Mit der Zange wird das Glasstückchen in die Glut gehalten, bis es anfängt zu schmelzen. Jetzt wird es an einen ebenfalls erhitzten Metallstab geklebt. Man beachte, wie das schmelzende Glas sich von transparentem Orangerot zu einem dunklen Schwarzbraun verfärbt, je heißer es wird.



Mit diesem Metallstab wird jetzt das geschmolzene Glas um einen Stab gewickelt, der vorher in ein Trennmittel getaucht und am Rande der Glut getrocknet wurde. Wäre dieses Trennmittel nicht aufgebracht, würde das Glas am Wickelstab festkleben und die fertige Perle würde sich nicht lösen lassen.




Jetzt muss die Perle ganz langsam abkühlen. Dazu darf man sie nicht sofort aus der Gluthitze entfernen. Erstmal wird die Hitze gemildert, indem man den Blasebalg nicht mehr betätigt.
Anschließend darf die Perle neben dem Ofen, aber nicht mehr in der direkten Hitze, weiter abkühlen. Kühlt die Perle zu schnell ab, ist sie sehr empfindlich und geht leicht kaputt. Geduld ist also ganz wichtig für den Glasperlenmacher.
Dabei tippt der Glasperlenmacher den Wickelstab ein paarmal vorsichtig auf den Arbeitstisch auf, um die Perle zu lockern.

Manchmal geht die Perle bei dieser Aktion kaputt. Dann muss alles nochmal wieder eingeschmolzen werden, um nochmal von vorn mit dem Perlenformen zu beginnen.

Aber wenn man alles richtig gemacht hat und neben der Erfahrung und Geschicklichkeit auch noch das nötige Quentchen Glück hat, dann hat man am Ende eine wunderschöne Glasperle, die dann vielleicht eines Tages am Brustschmuck einer Wikingerfrau glänzen wird - oder an der Kette eines stolzen Kriegers.

Diese Glasperle aus der Fotoserie hängt nun übrigens an der Sammelkette meines Vierjährigen, zusammen mit dem selbstgeschmiedeten Anhänger aus Ribe und der silbernen Brakteate vom dänischen Silberschmied.

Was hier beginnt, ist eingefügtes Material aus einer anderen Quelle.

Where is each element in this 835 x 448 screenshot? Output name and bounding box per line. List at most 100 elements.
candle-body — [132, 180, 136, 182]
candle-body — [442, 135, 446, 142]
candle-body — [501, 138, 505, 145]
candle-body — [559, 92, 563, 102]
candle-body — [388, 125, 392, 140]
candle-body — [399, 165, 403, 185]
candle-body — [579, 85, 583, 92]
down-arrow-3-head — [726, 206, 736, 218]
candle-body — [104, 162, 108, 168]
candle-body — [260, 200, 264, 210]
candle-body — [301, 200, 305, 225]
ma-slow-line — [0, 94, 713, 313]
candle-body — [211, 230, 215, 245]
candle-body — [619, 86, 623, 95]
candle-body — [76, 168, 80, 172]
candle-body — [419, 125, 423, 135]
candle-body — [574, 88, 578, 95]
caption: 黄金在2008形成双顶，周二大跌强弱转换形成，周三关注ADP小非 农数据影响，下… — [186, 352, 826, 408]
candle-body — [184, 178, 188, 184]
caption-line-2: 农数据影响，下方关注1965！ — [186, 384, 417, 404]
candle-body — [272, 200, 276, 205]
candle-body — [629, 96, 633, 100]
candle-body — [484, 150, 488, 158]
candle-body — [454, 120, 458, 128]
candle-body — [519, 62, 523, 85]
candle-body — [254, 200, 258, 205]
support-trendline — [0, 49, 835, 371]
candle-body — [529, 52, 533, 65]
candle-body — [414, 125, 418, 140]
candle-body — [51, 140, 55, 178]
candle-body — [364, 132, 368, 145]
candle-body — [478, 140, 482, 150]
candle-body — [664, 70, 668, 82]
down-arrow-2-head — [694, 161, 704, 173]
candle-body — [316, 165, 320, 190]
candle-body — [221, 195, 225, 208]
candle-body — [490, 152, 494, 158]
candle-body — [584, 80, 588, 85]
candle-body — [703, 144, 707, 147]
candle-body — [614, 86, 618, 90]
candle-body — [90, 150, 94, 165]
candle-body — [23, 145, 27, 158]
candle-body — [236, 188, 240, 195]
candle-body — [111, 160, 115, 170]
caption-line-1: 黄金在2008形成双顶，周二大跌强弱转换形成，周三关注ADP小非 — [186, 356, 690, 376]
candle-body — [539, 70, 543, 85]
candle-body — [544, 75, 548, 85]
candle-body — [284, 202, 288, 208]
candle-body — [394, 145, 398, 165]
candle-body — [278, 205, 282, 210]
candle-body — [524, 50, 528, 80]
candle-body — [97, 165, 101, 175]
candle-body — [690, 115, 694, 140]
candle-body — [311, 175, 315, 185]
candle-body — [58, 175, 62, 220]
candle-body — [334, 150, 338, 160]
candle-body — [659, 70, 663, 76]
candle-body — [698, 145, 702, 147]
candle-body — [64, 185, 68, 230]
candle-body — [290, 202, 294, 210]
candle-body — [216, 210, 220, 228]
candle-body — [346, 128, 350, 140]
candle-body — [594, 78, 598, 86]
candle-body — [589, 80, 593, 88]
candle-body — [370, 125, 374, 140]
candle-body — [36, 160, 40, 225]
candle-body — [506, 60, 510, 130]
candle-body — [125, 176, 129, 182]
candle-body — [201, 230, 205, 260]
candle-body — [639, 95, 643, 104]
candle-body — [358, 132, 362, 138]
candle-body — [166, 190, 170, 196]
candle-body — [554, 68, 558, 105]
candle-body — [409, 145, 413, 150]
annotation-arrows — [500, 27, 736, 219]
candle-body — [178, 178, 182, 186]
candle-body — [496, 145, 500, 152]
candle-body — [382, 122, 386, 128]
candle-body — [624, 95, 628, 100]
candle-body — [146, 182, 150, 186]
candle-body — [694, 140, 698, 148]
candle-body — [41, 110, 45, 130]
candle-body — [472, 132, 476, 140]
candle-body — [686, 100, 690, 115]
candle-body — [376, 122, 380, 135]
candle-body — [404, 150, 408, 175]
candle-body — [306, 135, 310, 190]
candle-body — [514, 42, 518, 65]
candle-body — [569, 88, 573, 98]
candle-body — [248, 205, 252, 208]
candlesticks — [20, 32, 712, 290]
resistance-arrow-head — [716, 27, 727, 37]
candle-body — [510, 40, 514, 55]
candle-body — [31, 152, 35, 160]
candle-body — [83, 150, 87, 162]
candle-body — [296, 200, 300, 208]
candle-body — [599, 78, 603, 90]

Was andere als Bettelarmband tragen, ist bei meinen Miniwikingern die Sammelkette, wo ein Souvenir von fast jedem Ausflug, den wir gemeinsam unternehmen, angehängt wird.


Während der Sommermonate ist der Glasperlenmacher häufig bei den Wikingerhäusern in Haithabu anzutreffen und lässt sich gern bei der Arbeit über die Schulter schauen. Und wer weiß, vielleicht wird man sogar kurzerhand als Blasebalgsklavefreiwilliger dienstverpflichtet und ist ganz nah dabei.

Natürlich kann man dort auch Glasperlen erwerben. Diese schönen Teilchen glänzen nicht nur an einer frühmittelalterlichen Gewandung, sondern machen auch als Teil eines modernen Kleidungsstils einen sehr guten Eindruck.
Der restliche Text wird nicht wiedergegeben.